Se levantó de la cama con la idea clara en su senil cerebro. Tomó su estilográfica y hojas de papel y se ha dispuesto a redactar, a lo Sabines, cartas para entregarle a su amor. Varías hojas ha dejado a un lado y en el cesto porque las palabras no le parecían acordes, ni expresaban su sentir. Concluída esa faena, se ha preparado un desayuno y se han dispuesto a arreglarse la lana que tiene por cabello y la barba. El pulso aún no le abandona y la navaja roza la piel sin hacerle daño. Perfumado y en traje de lino, con la leontina del reloj en el bolsillo, junto a la carta, ha salido de casa. Huele a colonia fresca y siente en su pecho la algarabía de la juventud haciendo ebullición… ¡Ah, el amor!...
Siente que camina más rápido, Heriberto, y que los anteojos no los necesita; sus rodillas no duelen, no rechinan ni se doblan, fuertes como el acero lo llevan a su destino. Tarareando un lindo bolero, ha recorrido las calles y se ha detenido en la esquina, en la Casa de las Flores, para comprar un presente. Ha elegido de entre todas las flores presentes, una docena de lirios fragantes y ha pedido que se los envuelvan en papel celofán. Conforme con la entrega, se ha despedido con una ligera reverencia, levantando para ella su sombrero.

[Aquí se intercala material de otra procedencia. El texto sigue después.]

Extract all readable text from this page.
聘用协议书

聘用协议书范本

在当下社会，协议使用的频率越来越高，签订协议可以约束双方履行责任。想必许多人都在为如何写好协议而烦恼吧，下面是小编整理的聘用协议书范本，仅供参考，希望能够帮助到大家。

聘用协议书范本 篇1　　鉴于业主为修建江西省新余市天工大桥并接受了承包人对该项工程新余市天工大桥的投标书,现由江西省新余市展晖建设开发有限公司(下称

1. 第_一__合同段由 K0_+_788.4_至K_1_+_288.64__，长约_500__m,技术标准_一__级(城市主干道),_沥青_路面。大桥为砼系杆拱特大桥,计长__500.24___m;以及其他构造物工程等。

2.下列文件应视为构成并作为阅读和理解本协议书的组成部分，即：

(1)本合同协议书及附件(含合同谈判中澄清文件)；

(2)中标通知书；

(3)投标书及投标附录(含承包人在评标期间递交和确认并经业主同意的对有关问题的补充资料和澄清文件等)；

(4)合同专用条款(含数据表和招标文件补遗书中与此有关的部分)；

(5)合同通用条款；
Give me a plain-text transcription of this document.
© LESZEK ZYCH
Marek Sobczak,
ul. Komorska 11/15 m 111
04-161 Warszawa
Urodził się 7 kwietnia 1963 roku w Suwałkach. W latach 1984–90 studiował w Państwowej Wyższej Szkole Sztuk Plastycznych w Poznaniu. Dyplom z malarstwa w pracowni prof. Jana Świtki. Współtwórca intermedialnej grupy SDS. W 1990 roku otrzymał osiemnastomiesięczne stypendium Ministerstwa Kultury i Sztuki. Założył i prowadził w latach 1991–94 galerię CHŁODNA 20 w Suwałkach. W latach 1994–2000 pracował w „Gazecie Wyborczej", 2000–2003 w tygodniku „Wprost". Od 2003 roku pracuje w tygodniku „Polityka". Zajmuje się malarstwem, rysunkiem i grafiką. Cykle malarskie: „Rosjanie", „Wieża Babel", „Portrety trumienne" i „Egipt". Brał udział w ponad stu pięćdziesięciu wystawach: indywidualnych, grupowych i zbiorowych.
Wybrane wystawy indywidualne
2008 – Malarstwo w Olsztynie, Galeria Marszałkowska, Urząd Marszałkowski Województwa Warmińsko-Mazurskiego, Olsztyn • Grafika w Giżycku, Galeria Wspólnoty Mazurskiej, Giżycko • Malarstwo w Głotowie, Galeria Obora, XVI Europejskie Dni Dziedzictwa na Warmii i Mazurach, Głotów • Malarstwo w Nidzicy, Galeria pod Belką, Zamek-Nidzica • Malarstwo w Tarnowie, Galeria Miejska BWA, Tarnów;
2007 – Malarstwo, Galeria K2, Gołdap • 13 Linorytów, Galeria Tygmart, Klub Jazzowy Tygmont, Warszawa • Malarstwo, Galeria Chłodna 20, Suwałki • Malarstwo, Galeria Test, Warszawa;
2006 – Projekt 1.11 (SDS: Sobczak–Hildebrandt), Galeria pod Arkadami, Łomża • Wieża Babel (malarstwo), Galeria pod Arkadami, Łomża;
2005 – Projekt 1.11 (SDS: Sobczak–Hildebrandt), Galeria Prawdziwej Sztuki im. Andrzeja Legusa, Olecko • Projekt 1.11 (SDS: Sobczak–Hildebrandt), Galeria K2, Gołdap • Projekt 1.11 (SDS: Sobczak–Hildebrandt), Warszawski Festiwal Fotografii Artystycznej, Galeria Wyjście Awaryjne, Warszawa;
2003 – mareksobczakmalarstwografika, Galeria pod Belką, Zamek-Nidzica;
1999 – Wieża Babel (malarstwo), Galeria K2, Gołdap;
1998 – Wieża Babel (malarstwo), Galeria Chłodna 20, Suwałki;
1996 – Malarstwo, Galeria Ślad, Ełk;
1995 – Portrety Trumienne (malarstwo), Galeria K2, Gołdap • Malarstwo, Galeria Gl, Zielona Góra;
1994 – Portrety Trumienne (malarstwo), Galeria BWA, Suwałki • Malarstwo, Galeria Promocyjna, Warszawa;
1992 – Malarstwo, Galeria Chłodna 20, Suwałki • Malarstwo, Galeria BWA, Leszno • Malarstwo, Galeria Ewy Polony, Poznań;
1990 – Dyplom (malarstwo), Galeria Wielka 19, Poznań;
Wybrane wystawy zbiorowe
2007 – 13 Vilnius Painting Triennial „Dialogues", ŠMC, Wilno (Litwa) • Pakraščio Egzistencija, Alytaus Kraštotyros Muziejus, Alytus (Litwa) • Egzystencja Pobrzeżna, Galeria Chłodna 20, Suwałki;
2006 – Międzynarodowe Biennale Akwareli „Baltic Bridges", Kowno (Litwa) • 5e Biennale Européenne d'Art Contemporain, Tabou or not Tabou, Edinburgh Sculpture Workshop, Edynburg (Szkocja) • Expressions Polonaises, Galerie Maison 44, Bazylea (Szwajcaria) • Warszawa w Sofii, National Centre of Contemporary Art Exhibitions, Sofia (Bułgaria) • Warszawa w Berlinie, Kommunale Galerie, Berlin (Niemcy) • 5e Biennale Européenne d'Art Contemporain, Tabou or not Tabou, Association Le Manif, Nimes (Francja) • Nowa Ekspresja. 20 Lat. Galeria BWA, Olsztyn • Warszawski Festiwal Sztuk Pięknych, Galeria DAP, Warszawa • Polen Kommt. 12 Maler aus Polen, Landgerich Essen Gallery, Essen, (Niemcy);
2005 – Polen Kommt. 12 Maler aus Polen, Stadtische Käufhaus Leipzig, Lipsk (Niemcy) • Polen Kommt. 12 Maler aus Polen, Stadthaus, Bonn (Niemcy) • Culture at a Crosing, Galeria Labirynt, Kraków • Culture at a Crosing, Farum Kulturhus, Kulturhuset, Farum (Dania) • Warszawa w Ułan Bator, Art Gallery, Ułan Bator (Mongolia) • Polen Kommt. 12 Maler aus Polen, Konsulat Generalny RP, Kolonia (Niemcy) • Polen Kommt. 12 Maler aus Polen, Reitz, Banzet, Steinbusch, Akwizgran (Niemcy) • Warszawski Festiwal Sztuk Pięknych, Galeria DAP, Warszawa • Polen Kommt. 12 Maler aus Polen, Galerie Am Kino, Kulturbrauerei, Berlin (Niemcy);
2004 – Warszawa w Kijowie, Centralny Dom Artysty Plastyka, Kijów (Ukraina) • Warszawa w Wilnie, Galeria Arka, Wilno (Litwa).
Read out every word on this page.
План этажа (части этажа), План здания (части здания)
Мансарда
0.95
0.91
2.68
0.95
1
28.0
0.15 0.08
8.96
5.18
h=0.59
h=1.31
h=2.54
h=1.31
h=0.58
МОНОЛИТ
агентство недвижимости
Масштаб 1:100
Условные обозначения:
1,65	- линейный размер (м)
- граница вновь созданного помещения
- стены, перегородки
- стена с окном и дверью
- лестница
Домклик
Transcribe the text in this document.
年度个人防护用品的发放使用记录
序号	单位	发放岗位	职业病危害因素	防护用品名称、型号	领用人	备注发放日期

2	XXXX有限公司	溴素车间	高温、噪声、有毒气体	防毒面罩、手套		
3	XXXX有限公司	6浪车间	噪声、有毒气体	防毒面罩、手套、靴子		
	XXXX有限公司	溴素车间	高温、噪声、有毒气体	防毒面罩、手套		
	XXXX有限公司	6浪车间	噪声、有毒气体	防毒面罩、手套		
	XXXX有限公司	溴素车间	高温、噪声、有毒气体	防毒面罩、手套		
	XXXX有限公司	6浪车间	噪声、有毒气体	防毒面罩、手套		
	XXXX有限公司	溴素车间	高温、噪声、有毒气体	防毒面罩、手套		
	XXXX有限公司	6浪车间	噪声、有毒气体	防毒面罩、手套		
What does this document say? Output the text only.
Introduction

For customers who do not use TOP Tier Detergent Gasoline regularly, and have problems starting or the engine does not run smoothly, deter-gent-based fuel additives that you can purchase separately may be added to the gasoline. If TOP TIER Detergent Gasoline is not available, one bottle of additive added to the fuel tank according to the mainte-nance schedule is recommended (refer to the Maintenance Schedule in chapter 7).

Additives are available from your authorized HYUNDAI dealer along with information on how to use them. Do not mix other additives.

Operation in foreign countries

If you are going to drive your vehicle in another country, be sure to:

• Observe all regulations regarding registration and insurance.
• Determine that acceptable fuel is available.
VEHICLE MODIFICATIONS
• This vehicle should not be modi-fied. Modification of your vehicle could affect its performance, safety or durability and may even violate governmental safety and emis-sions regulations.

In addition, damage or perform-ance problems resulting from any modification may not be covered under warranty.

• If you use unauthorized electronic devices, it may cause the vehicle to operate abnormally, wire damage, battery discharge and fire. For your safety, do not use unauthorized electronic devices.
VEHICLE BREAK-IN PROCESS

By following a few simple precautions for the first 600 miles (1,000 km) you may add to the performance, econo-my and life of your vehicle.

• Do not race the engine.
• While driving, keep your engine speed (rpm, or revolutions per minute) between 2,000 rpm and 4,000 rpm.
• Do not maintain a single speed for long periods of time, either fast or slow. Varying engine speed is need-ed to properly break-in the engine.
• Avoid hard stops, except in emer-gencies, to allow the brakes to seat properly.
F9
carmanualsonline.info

Cuando Don Heriberto abordó el taxi que lo llevaría al encuentro de su amor, unos postearon cosas sobre lo que acababan de ver; otros hicieron memes con las rápidas fotos que le tomaron a escondidas, y algunos, muy pocos, alcanzaron a rozar un destello de felicidad que olvidaron al llegar a casa… pero nadie fue consciente de lo cerca que estaban de extinguirse devorados por el código binario.